On our way from Reston, Virginia to Durham, North Carolina, we stopped at Thomas Jefferson's Monticello (which means "little mountain" in Italian). He inherited 3000 acres from his father, who was a land surveyor in Viriginia. He added another 2000 acres over time.
Many of the windows at Monticello are triple hung, meaning, you can slide up the bottom 2/3rds of the window and walk through it.
Jefferson was a self-taught architect. He admired Palladio, an ancient Roman architect.
Between stints as U.S. Ambassador to France, Secretary of State, Vice President and two terms as President of the United States, Jefferson, built, remodeled, and expanded Monticello.
Sorry, no photos of the interior--not allowed.
An intentional chink in the bricks to insert scaffolding to paint the eaves, put on a new roof, etc.
Horse stables built into the lower level of the house.
Palladian window in a long corridor under the house leading from the kitchen to the stables.

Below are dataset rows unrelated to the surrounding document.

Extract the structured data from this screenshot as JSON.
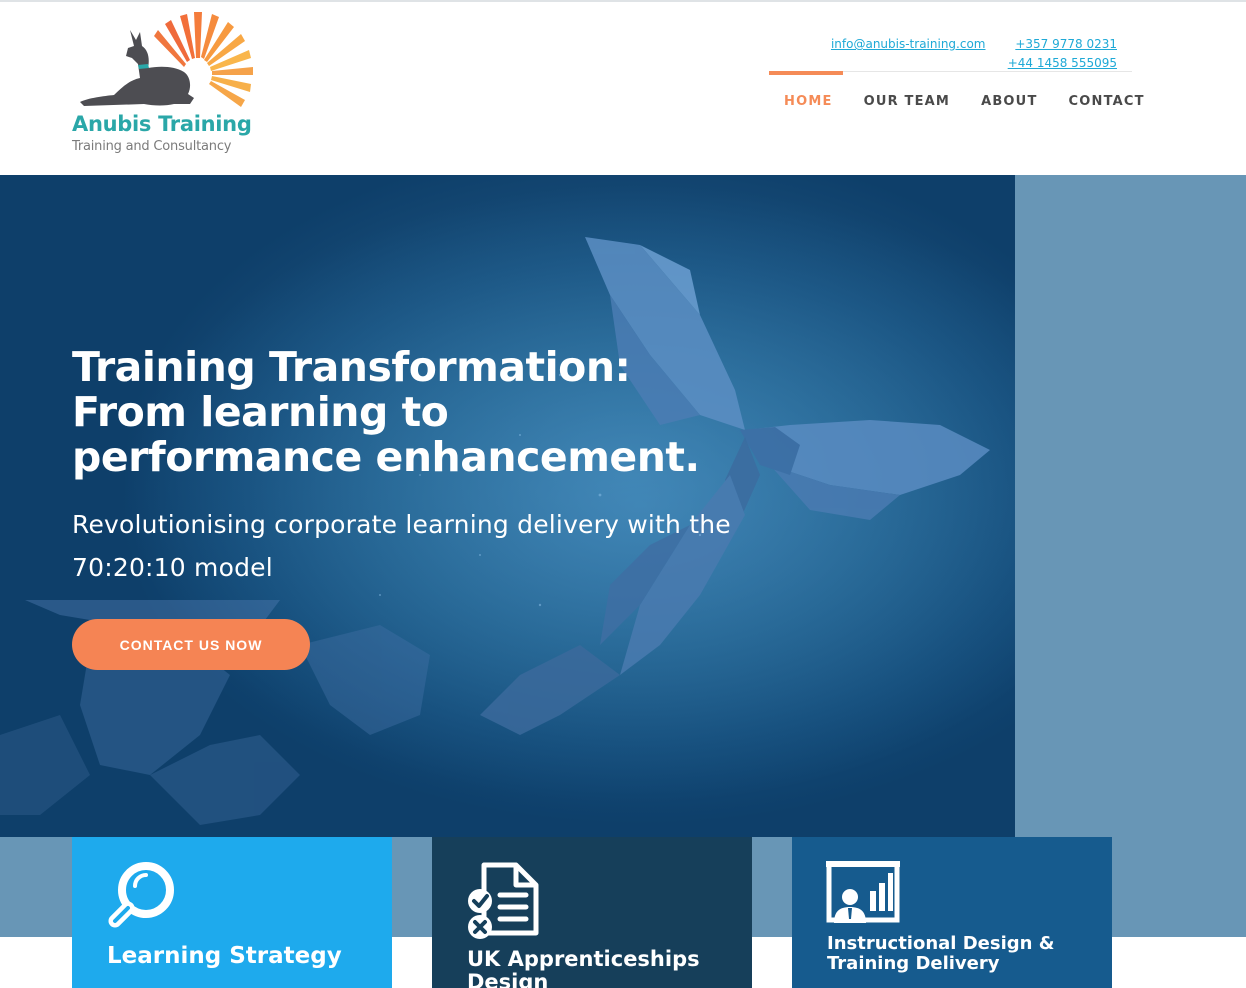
{
  "brand": {
    "name": "Anubis Training",
    "tagline": "Training and Consultancy"
  },
  "contact": {
    "email": "info@anubis-training.com",
    "phone_cy": "+357 9778 0231",
    "phone_uk": "+44 1458 555095"
  },
  "nav": {
    "items": [
      {
        "label": "HOME",
        "active": true
      },
      {
        "label": "OUR TEAM",
        "active": false
      },
      {
        "label": "ABOUT",
        "active": false
      },
      {
        "label": "CONTACT",
        "active": false
      }
    ]
  },
  "hero": {
    "title_line1": "Training Transformation:",
    "title_line2": "From learning to",
    "title_line3": "performance enhancement.",
    "subtitle": "Revolutionising corporate learning delivery with the 70:20:10 model",
    "cta_label": "CONTACT US NOW"
  },
  "cards": [
    {
      "label_line1": "Learning Strategy",
      "label_line2": "",
      "icon": "magnifier-icon"
    },
    {
      "label_line1": "UK Apprenticeships",
      "label_line2": "Design",
      "icon": "checklist-document-icon"
    },
    {
      "label_line1": "Instructional Design &",
      "label_line2": "Training Delivery",
      "icon": "presentation-board-icon"
    }
  ],
  "colors": {
    "accent": "#f58b57",
    "link": "#1fa9d6",
    "hero_bg": "#124a78",
    "side_band": "#6896b6",
    "card1": "#1eaaed",
    "card2": "#163f5a",
    "card3": "#165b8e",
    "logo_teal": "#2aa7a8"
  }
}
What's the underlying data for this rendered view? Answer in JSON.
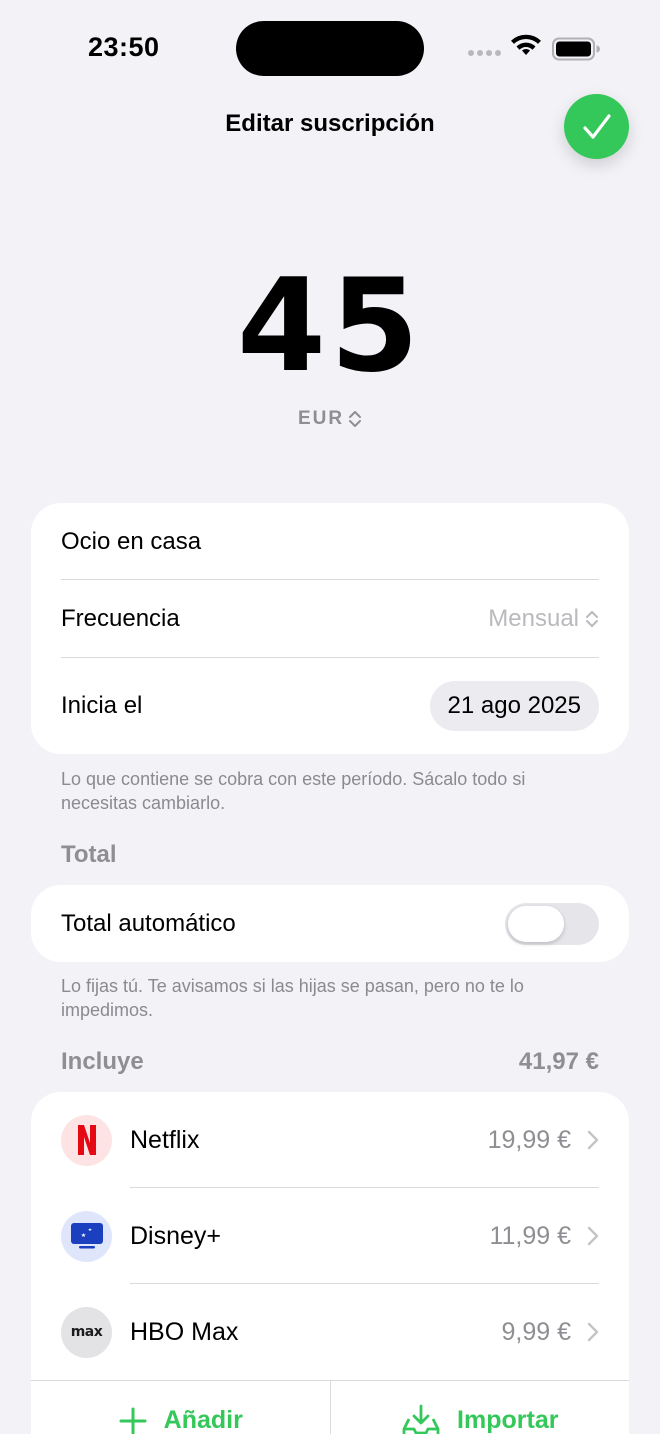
{
  "status_bar": {
    "time": "23:50"
  },
  "nav": {
    "title": "Editar suscripción"
  },
  "amount": {
    "value": "45",
    "currency": "EUR"
  },
  "details": {
    "name": "Ocio en casa",
    "frequency_label": "Frecuencia",
    "frequency_value": "Mensual",
    "start_label": "Inicia el",
    "start_value": "21 ago 2025",
    "footnote": "Lo que contiene se cobra con este período. Sácalo todo si necesitas cambiarlo."
  },
  "total": {
    "section_title": "Total",
    "auto_label": "Total automático",
    "auto_enabled": false,
    "footnote": "Lo fijas tú. Te avisamos si las hijas se pasan, pero no te lo impedimos."
  },
  "includes": {
    "section_title": "Incluye",
    "sum": "41,97 €",
    "items": [
      {
        "name": "Netflix",
        "price": "19,99 €",
        "icon": "netflix-logo"
      },
      {
        "name": "Disney+",
        "price": "11,99 €",
        "icon": "disney-plus-logo"
      },
      {
        "name": "HBO Max",
        "price": "9,99 €",
        "icon": "max-logo",
        "logo_text": "max"
      }
    ],
    "add_label": "Añadir",
    "import_label": "Importar"
  },
  "colors": {
    "accent": "#34c759",
    "background": "#f2f2f7",
    "netflix": "#e50914",
    "disney": "#1a3fbf"
  }
}
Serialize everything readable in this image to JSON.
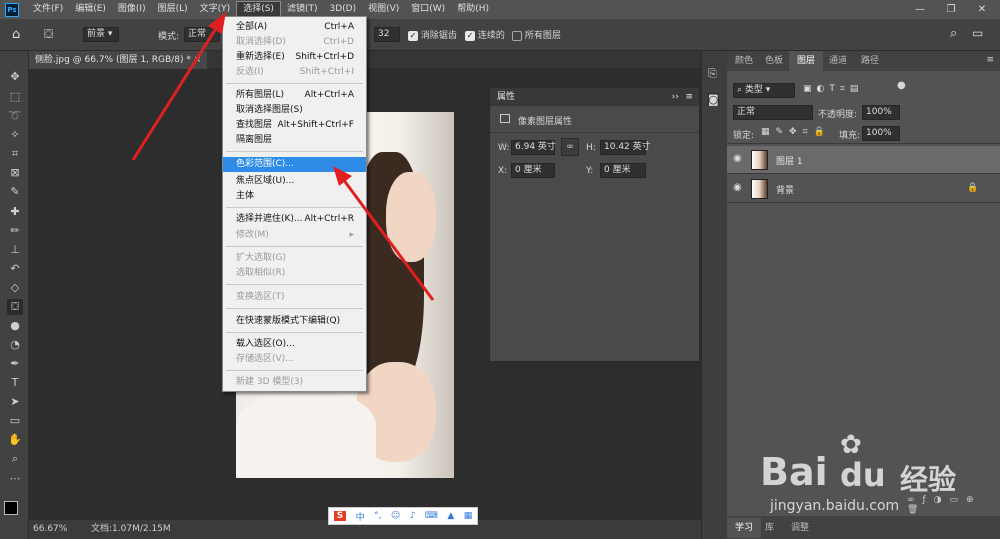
{
  "menubar": {
    "logo": "Ps",
    "items": [
      "文件(F)",
      "编辑(E)",
      "图像(I)",
      "图层(L)",
      "文字(Y)",
      "选择(S)",
      "滤镜(T)",
      "3D(D)",
      "视图(V)",
      "窗口(W)",
      "帮助(H)"
    ],
    "min": "—",
    "restore": "❐",
    "close": "✕"
  },
  "options": {
    "preset": "前景",
    "mode_label": "模式:",
    "mode": "正常",
    "tolerance": "32",
    "antialias": "消除锯齿",
    "contiguous": "连续的",
    "all_layers": "所有图层"
  },
  "document": {
    "tab": "侧脸.jpg @ 66.7% (图层 1, RGB/8) *",
    "close": "×",
    "zoom": "66.67%",
    "docinfo": "文档:1.07M/2.15M"
  },
  "select_menu": [
    {
      "label": "全部(A)",
      "shortcut": "Ctrl+A",
      "enabled": true
    },
    {
      "label": "取消选择(D)",
      "shortcut": "Ctrl+D",
      "enabled": false
    },
    {
      "label": "重新选择(E)",
      "shortcut": "Shift+Ctrl+D",
      "enabled": true
    },
    {
      "label": "反选(I)",
      "shortcut": "Shift+Ctrl+I",
      "enabled": false
    },
    {
      "label": "所有图层(L)",
      "shortcut": "Alt+Ctrl+A",
      "enabled": true
    },
    {
      "label": "取消选择图层(S)",
      "shortcut": "",
      "enabled": true
    },
    {
      "label": "查找图层",
      "shortcut": "Alt+Shift+Ctrl+F",
      "enabled": true
    },
    {
      "label": "隔离图层",
      "shortcut": "",
      "enabled": true
    },
    {
      "label": "色彩范围(C)...",
      "shortcut": "",
      "enabled": true,
      "highlighted": true
    },
    {
      "label": "焦点区域(U)...",
      "shortcut": "",
      "enabled": true
    },
    {
      "label": "主体",
      "shortcut": "",
      "enabled": true
    },
    {
      "label": "选择并遮住(K)...",
      "shortcut": "Alt+Ctrl+R",
      "enabled": true
    },
    {
      "label": "修改(M)",
      "shortcut": "▸",
      "enabled": false
    },
    {
      "label": "扩大选取(G)",
      "shortcut": "",
      "enabled": false
    },
    {
      "label": "选取相似(R)",
      "shortcut": "",
      "enabled": false
    },
    {
      "label": "变换选区(T)",
      "shortcut": "",
      "enabled": false
    },
    {
      "label": "在快速蒙版模式下编辑(Q)",
      "shortcut": "",
      "enabled": true
    },
    {
      "label": "载入选区(O)...",
      "shortcut": "",
      "enabled": true
    },
    {
      "label": "存储选区(V)...",
      "shortcut": "",
      "enabled": false
    },
    {
      "label": "新建 3D 模型(3)",
      "shortcut": "",
      "enabled": false
    }
  ],
  "properties": {
    "title": "属性",
    "section": "像素图层属性",
    "w_label": "W:",
    "w": "6.94 英寸",
    "h_label": "H:",
    "h": "10.42 英寸",
    "x_label": "X:",
    "x": "0 厘米",
    "y_label": "Y:",
    "y": "0 厘米"
  },
  "layers_panel": {
    "tabs": [
      "颜色",
      "色板",
      "图层",
      "通道",
      "路径"
    ],
    "filter": "类型",
    "blend": "正常",
    "opacity_label": "不透明度:",
    "opacity": "100%",
    "lock_label": "锁定:",
    "fill_label": "填充:",
    "fill": "100%",
    "layers": [
      {
        "name": "图层 1"
      },
      {
        "name": "背景"
      }
    ],
    "bottom_tabs": [
      "学习",
      "库",
      "调整"
    ]
  },
  "ime": {
    "label": "中"
  },
  "watermark": {
    "brand": "Bai",
    "cn": "经验",
    "url": "jingyan.baidu.com"
  }
}
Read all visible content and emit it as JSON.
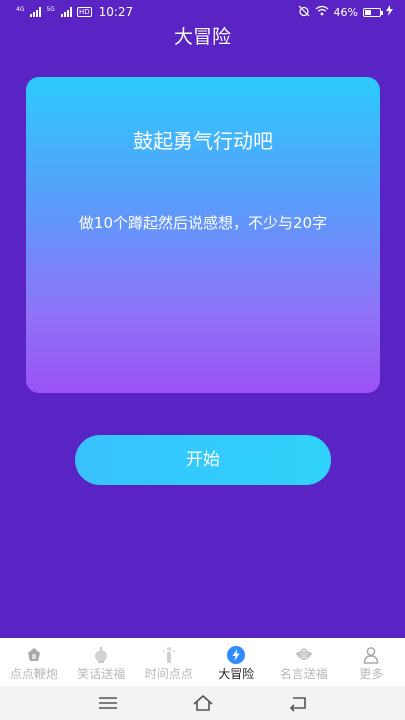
{
  "status_bar": {
    "net1": "4G",
    "net2": "5G",
    "hd": "HD",
    "time": "10:27",
    "battery": "46%",
    "battery_level": 0.46
  },
  "header": {
    "title": "大冒险"
  },
  "card": {
    "title": "鼓起勇气行动吧",
    "text": "做10个蹲起然后说感想，不少与20字"
  },
  "start_button": {
    "label": "开始"
  },
  "bottom_nav": {
    "items": [
      {
        "label": "点点鞭炮",
        "icon": "firecracker-icon",
        "active": false
      },
      {
        "label": "笑话送福",
        "icon": "lantern-icon",
        "active": false
      },
      {
        "label": "时间点点",
        "icon": "sparkler-icon",
        "active": false
      },
      {
        "label": "大冒险",
        "icon": "lightning-icon",
        "active": true
      },
      {
        "label": "名言送福",
        "icon": "bowl-icon",
        "active": false
      },
      {
        "label": "更多",
        "icon": "person-icon",
        "active": false
      }
    ]
  },
  "colors": {
    "background": "#5a24c4",
    "active_accent": "#2f8cff",
    "button": "#33c8fc"
  }
}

The kitchen was also on the lower floor, with a "dumb waiter" or elevator that delivered the food up to the dining room.
Fig tree on the property.
Row after row of vegetables--everything from asparagus and artichokes to
Fruit trees and and grape arbors.
Artichokes in the kitchen garden.
Jefferson is buried on the property at Monticello. The cemetary is still owned by the Jefferson family and descendants of Jefferson are still buried here.
Thomas Jefferson was 33 when he wrote the Declaration of Independence. When he died he was $107,000 in debt. At times he had upwards of 200 people living at Monticello. He had 140 slaves. His daughter and her 11 children lived with him as well.